Is there a house price bubble in Australia?


An article in ‘The Economist’ last week suggests that the ‘bursting of the global housing bubble is only halfway through’ (‘Economics focus: House of horrors, part 2’, November 26, 2011).  On the basis of the measures used, the authors claim that home prices are over-valued by 25% or more in Australia, Belgium, Canada, France, New Zealand, Britain, the Netherlands, Spain and Sweden.

How did the authors arrive at this conclusion?
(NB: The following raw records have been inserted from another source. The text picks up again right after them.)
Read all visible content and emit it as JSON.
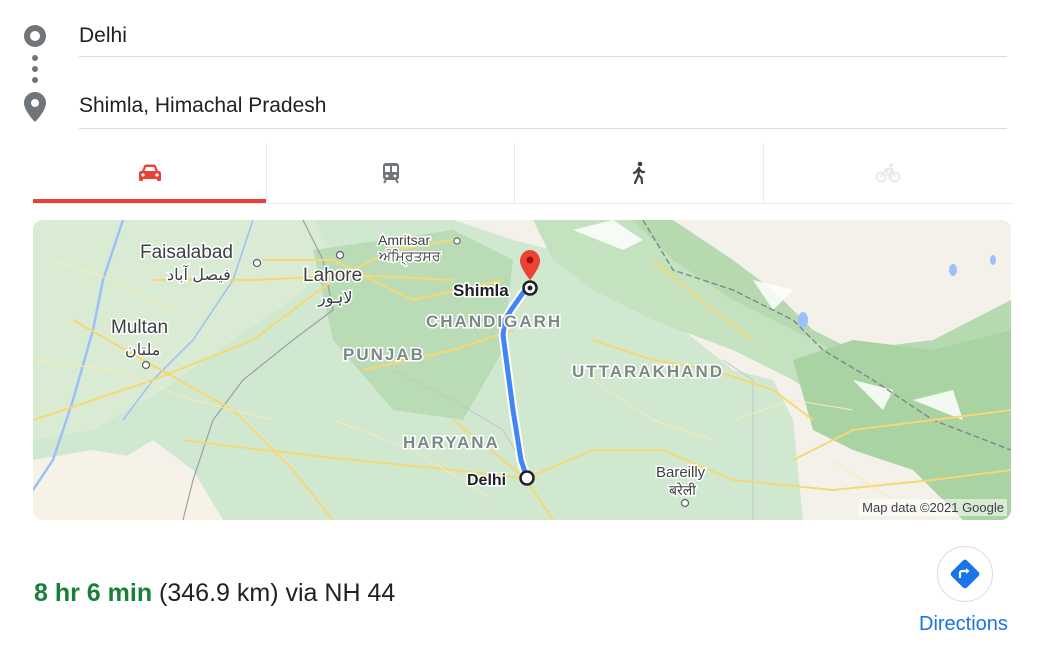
{
  "route": {
    "from": "Delhi",
    "to": "Shimla, Himachal Pradesh"
  },
  "modes": [
    {
      "name": "car-icon",
      "active": true,
      "color": "#ea4335"
    },
    {
      "name": "train-icon",
      "active": false,
      "color": "#70757a"
    },
    {
      "name": "walk-icon",
      "active": false,
      "color": "#3c4043"
    },
    {
      "name": "bicycle-icon",
      "active": false,
      "color": "#e8eaed"
    }
  ],
  "map": {
    "labels": {
      "faisalabad": "Faisalabad",
      "faisalabad_ur": "فیصل آباد",
      "amritsar": "Amritsar",
      "amritsar_pa": "ਅੰਮ੍ਰਿਤਸਰ",
      "lahore": "Lahore",
      "lahore_ur": "لاہور",
      "multan": "Multan",
      "multan_ur": "ملتان",
      "shimla": "Shimla",
      "chandigarh": "CHANDIGARH",
      "punjab": "PUNJAB",
      "uttarakhand": "UTTARAKHAND",
      "haryana": "HARYANA",
      "delhi": "Delhi",
      "bareilly": "Bareilly",
      "bareilly_hi": "बरेली"
    },
    "attribution": "Map data ©2021 Google",
    "route_color": "#4285f4",
    "destination_pin_color": "#ea4335"
  },
  "summary": {
    "duration": "8 hr 6 min",
    "distance": "(346.9 km)",
    "via": "via NH 44"
  },
  "directions": {
    "label": "Directions",
    "icon": "directions-icon"
  }
}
Two measures of valuation were used in the analysis: the house price to income ratio, which is a gauge of affordability; and the house price to rent ratio, which reflects the relationship between house prices and the benefits of home ownership i.e. rents earned by property investors and rents saved by owner-occupiers.

The reasoning seems OK so far. If the price to income ratio is above an appropriate benchmark of affordability and the price to rent ratio is relatively high compared with an appropriate benchmark of returns available from owning other assets, then there might possibly be some grounds to suspect the existence of a housing bubble.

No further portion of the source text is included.